Design — `SolverAgent` + `BlueprintHolder` + three-way agent selection¶

Follow-up to plan/design-solver-daemon.md and plan/design-os-mccfr.md. The daemon ships (PR #34), OS-MCCFR makes the deep tree tractable (PR #35), and v2 blueprints flow over uci-demo/solver/blueprint. This PR makes the copilot actually consume that blueprint — Blue decisions are driven by the trained policy instead of the scripted heuristic or the LLM.

The SBIR proposal's human-SME-tournament artifact requires a real SolverAgent playing through the bus. That's what this PR delivers.

What ships¶

Surface	File	Goal
`BlueprintHolder`	`services/copilot/src/blueprintHolder.ts` (new)	Subscribes `uci-demo/solver/blueprint`, deserializes, holds in memory, exposes `current()`
`SolverAgent`	`services/copilot/src/solverAgent.ts` (new)	Implements `Agent` interface using the blueprint + `StrategyBank`
Three-way agent selection	`services/copilot/src/service.ts` (modify)	`USE_SOLVER=1` > `LLM_PROVIDER` set > scripted

`BlueprintHolder` contract¶

export interface BlueprintHolder {
  /** Most recent successfully-deserialized blueprint, or null if none arrived yet. */
  current(): TrainedBlueprint | null;
  /** Iteration count from the most recent blueprint; 0 if none. */
  iterationsSeen(): number;
  /** True once at least one blueprint has been received and verified. */
  warm(): boolean;
  /** Disconnect the bus subscription + clear in-memory state. */
  dispose(): void;
}

export interface TrainedBlueprint {
  readonly blueprint: Blueprint;        // from @uci-demo/solver
  readonly blueRegret: RegretTable;     // reconstructed from blueprint.regret + avgStrategy
  readonly receivedAt: number;          // epoch ms
}

export function createBlueprintHolder(bus: BusLike): BlueprintHolder;

Subscription mechanics¶

Subscribes once at construction to uci-demo/solver/blueprint (QoS 1 to match the daemon's publish QoS, retained payloads delivered immediately on subscribe).
On message:
Defer to a microtask via queueMicrotask so a 5 MB blueprint payload doesn't block the event loop during deserialization (~50 ms typical).
Call deserializeBlueprint(json) from @uci-demo/solver.
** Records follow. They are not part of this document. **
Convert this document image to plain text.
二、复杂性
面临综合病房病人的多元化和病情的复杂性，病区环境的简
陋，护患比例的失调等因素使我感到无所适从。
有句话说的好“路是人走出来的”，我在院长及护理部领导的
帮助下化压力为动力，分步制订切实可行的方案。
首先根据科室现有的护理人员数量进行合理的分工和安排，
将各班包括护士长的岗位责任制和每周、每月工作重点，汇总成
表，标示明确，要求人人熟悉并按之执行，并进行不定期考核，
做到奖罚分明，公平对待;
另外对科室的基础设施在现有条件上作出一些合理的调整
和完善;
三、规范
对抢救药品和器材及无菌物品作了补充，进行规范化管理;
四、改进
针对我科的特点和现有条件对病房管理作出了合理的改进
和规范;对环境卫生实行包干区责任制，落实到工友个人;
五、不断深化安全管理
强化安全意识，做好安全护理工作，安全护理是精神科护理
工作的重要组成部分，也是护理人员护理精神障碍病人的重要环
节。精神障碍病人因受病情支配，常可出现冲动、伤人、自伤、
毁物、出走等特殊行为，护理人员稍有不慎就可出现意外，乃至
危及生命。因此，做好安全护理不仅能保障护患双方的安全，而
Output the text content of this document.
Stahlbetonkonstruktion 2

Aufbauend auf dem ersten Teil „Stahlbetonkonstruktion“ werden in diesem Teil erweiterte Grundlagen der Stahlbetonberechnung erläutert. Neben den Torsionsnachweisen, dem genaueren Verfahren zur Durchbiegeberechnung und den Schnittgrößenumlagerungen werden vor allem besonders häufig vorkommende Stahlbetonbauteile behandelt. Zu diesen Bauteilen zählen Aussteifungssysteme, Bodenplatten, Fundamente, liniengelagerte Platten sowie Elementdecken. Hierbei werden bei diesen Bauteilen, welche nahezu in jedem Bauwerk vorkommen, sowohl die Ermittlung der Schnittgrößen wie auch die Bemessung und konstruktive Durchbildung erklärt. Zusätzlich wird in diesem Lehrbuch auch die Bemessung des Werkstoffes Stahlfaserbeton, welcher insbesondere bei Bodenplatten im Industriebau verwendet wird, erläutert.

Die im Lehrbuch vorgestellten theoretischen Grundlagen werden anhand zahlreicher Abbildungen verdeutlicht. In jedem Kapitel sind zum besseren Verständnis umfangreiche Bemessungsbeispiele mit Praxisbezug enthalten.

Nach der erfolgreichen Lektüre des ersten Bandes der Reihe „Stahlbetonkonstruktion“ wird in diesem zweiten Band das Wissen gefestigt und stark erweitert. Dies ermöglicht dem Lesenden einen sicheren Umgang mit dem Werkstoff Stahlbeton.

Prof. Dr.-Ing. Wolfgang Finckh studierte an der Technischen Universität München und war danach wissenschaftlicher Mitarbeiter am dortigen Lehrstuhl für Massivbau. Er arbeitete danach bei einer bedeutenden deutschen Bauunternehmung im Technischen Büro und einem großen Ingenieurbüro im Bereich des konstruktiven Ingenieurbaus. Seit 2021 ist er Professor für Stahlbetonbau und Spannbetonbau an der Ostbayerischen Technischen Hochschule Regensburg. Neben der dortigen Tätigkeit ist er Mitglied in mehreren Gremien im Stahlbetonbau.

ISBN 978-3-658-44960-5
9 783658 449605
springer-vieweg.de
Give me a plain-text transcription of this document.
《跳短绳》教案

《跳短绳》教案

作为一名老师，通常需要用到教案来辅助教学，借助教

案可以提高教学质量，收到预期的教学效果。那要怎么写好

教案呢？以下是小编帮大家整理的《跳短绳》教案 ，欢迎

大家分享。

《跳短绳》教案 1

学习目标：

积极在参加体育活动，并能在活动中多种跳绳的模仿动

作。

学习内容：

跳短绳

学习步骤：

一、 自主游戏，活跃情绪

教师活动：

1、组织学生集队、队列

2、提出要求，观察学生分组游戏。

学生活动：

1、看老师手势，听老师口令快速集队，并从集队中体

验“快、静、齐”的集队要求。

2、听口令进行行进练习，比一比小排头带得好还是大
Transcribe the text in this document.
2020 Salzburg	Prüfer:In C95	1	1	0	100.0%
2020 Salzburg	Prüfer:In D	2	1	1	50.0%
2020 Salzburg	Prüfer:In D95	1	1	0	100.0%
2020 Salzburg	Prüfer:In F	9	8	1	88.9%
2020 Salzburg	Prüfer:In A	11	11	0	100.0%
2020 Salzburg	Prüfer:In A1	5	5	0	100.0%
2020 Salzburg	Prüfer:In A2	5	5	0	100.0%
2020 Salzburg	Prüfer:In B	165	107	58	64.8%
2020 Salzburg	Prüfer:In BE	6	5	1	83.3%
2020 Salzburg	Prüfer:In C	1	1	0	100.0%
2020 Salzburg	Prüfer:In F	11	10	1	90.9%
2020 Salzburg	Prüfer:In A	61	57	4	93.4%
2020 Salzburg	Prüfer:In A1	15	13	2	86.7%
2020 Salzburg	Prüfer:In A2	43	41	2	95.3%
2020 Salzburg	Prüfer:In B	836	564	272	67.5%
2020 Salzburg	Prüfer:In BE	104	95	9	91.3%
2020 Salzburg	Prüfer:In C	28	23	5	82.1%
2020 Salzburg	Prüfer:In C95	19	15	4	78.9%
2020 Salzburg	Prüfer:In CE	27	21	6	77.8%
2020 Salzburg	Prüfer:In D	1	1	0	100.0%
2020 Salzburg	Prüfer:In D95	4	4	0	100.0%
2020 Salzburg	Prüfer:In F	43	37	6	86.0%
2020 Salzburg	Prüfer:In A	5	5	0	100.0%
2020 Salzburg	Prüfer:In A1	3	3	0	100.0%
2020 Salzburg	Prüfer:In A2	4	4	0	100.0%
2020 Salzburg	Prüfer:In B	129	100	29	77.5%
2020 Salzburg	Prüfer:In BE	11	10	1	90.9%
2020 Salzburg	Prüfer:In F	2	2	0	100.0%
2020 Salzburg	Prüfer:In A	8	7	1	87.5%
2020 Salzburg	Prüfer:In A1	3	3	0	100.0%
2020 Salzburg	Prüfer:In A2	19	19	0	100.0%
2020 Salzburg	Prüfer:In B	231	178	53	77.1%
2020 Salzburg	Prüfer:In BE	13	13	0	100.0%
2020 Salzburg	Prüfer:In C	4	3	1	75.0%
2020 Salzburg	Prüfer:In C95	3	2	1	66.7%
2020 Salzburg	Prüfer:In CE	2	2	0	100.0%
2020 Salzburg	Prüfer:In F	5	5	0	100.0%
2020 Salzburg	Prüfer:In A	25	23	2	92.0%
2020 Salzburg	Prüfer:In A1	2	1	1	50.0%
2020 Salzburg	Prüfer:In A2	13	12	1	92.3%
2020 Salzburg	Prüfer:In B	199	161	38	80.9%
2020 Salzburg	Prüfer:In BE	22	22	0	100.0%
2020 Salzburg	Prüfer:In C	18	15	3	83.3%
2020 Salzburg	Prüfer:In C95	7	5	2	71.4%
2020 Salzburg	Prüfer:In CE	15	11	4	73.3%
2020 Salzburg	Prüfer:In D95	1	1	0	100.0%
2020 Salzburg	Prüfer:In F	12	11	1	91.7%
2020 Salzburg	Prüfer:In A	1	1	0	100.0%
The v2 schema enforcer + version-tag check fires here.
On success: reconstruct the RegretTable (populate from blueprint.regret + blueprint.avgStrategy Float32Array buffers). Atomic swap of the held state.
On BlueprintVersionError: log + keep the prior blueprint (or null if no prior). Don't crash the copilot on a stale daemon emission.
dispose() unsubscribes and clears the held blueprint. Idempotent.

Cold-start semantics¶

When current() is null, callers should treat the SolverAgent as running in "subroutine-prior-only" mode — the bank still produces a useful policy via the doctrinal weights, just without the trained regret signal. The agent logs this state.

`SolverAgent` contract¶

Implements the Agent interface from services/copilot/src/types.ts:

interface Agent {
  evaluate(
    track: TrackSnapshot,
    world: WorldSnapshot,
    context?: EvaluationContext,
  ): Promise<AgentDecision>;
  name: string;
}

Decision flow¶

async evaluate(track, world, ctx):
  1. Build GameState via buildGameState({world, truth: EMPTY_SCENARIO_TRUTH, ...})
     (the live mirror doesn't carry truth — the agent sees what it sees)
  2. legalActions = createTacticalDynamics().legalActions(gameState)
  3. Build SubroutineContext = { info: gameState, viewer: "blue", legalActions }
  4. blueprint = blueprintHolder.current()
     regretTable = blueprint?.blueRegret ?? createRegretTable(64)  // cold-start uniform
  5. policy = bank.composedPolicy(ctx, regretTable)
     // Float32Array of probabilities over legalActions
  6. Pick the highest-mass action a* (argmax of policy)
     (Could also sample — argmax is the textbook "exploit" pick for online play.)
  7. If a*.kind === "withhold": return { kind: "withhold", reason: rationale }
     Else: return { kind: "propose", effect, effector, rationale, predictedOutcome }
  8. Rationale: bank.explain(ctx) → SubroutineTrace[] → map each trace.rationale
     to a string in the decision's rationale[] field. Prepend a one-line
     "solver-blueprint <warm|cold> · <N> iter" header.
  9. predictedOutcome: policy[argmax_index] — the probability mass on the chosen action

Filtering legalActions to "engage" / "withhold"¶

The bank operates over the FULL action space (engage × effects × effectors + withhold). The copilot's AgentDecision shape only carries effect + effector for engage proposals OR a withhold reason. Map:

Argmax {kind: "engage", effect, effectorId} → {kind: "propose", effect, effector: effectorId, ...}
Argmax {kind: "withhold"} → {kind: "withhold", reason: "policy says withhold"}
Red-side actions never appear (we only ever evaluate Blue's decision node)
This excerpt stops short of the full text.